To last frank, the Commission has rather botched its application of this principle. It’s commonly known precisely every bit the regulation of legislative discontinuity, as well as entails the automatic withdrawal of all legislative proposals on the tabular array when a parliamentary sleeping accommodation is dissolved earlier an election. The Commission is applying the dominion entirely partially, withdrawing entirely surely proposals that it disagrees with. In whatever event, the regulation is firmly rooted inward the electoral procedure that leads to a alter of (at to the lowest degree some) parliamentarians.
This distinction isn’t precisely pedantic, since it goes to the pump of the Commission’s legal as well as political legitimacy to remove these proposals. Legally speaking, the Treaties refer to the Commission’s powers to brand as well as amend proposals, but say aught virtually whatever ability to remove them. Should that ability non residual instead alongside the EU’s 2 legislative chambers, which receive got been respectively straight (the Parliament) as well as indirectly (the Council) elected? For many years, this has been a theoretical point, since the Commission’s supposition that it has untrammelled powers to remove its proposals has gone unchallenged. But this Thursday, a CJEU Advocate-General is due to compass his see on whether the Commission indeed has an unlimited ability to remove its proposals, inward a case brought past times the Council. (Remember that similar whatever such opinion, it won’t last binding; it volition last upwards to the judges of the CJEU to compass a in conclusion ruling, quondam adjacent year).

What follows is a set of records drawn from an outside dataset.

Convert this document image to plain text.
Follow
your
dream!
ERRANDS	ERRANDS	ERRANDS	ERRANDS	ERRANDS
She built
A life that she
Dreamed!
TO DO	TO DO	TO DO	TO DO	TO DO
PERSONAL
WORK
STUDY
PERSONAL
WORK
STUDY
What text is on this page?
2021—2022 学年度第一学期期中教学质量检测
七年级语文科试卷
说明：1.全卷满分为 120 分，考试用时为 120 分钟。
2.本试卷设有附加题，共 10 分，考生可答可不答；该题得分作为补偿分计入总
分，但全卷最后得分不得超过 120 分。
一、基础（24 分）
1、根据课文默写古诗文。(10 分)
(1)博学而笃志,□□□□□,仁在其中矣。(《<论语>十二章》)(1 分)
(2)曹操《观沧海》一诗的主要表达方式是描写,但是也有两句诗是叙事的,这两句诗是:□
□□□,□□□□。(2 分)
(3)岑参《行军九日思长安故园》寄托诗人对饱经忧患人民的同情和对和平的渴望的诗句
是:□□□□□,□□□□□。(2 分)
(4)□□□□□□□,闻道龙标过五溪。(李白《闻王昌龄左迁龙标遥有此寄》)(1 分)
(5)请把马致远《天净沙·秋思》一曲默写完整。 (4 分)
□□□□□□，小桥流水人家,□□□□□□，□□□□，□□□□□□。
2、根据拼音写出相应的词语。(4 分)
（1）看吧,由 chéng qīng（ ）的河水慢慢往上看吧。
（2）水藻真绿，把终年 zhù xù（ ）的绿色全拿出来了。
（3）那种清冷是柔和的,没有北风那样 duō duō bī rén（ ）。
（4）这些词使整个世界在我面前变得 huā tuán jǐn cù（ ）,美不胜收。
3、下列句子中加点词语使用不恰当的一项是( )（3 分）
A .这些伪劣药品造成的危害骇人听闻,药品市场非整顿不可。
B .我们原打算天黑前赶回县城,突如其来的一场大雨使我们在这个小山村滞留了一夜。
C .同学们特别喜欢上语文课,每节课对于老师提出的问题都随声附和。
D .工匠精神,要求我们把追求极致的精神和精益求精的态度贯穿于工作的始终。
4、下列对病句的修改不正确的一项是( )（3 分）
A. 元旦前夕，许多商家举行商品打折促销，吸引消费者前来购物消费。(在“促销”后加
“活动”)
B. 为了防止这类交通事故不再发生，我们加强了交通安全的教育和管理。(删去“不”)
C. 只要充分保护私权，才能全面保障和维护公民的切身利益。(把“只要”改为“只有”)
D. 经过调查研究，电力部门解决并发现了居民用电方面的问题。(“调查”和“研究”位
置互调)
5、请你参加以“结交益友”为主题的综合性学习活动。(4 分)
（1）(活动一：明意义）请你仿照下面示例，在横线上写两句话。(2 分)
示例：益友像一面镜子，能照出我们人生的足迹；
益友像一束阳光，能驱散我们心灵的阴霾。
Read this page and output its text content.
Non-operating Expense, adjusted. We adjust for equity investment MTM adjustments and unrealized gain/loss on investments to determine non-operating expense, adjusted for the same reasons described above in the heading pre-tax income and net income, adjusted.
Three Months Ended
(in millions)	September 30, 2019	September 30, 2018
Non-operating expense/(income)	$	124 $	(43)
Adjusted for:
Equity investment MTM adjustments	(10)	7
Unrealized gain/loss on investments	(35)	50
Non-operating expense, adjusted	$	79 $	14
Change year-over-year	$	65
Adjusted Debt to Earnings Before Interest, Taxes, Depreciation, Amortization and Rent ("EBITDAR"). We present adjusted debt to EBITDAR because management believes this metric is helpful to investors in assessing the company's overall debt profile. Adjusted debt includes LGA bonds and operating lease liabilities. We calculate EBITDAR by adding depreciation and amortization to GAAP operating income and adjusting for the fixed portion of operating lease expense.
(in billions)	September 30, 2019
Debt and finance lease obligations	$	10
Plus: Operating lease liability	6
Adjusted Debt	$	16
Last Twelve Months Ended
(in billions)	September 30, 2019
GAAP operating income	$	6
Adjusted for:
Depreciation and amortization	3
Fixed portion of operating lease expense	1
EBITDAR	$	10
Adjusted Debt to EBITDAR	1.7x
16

Politically speaking, the Commission could endeavour to claim some legitimacy to remove these proposals if they had mentioned during Jean-Claude Juncker’s drive for the Commission Presidency, either during the European Parliament elections or when he was call for for a bulk of the Parliament (and a qualified bulk inward the European Council) to approve him. Alternatively, these withdrawals mightiness last legitimate if the other Commissioners had stated their intention to remove them inward their hearings earlier the European Parliament. But it tin hardly last claimed that withdrawal of proposals on waste product or air pollution were a key characteristic of Juncker’s, or the Commission’s, drive to last appointed.
Some of today’s withdrawals are supposedly non permanent, because the Commission has announced its intention to suggest replacement measures adjacent year. But it’s non absolutely surely that the Commission volition perish on this promise. Others are contingent, because the Commission has given the legislators a deadline to utter over a possible deal, failing which it volition remove its proposal. It’s an interesting strategy, which volition empower the one-half of the legislature that is reluctant to visit these proposals (usually the Council), at the terms of the other one-half (usually the European Parliament).
In the example of the motherhood exit Directive, it raises the interesting enquiry of how many feminists are besides pragmatists. It’s politically impossible to obtain the lengthened motherhood exit on total pay that a bulk inward the European Parliament desire: thence should they settle for anything, every bit long every bit it’s an improvement on the condition quo? Unlike an actual babe (cf the judgment of Solomon), it is possible to obtain entirely one-half of one’s legislative objectives – or belike significantly less than that inward this case. This item legislative proposal has been gestating at nowadays for half dozen years; it mightiness even thence last born adjacent year, but there’ll belike last a lot of shouting first.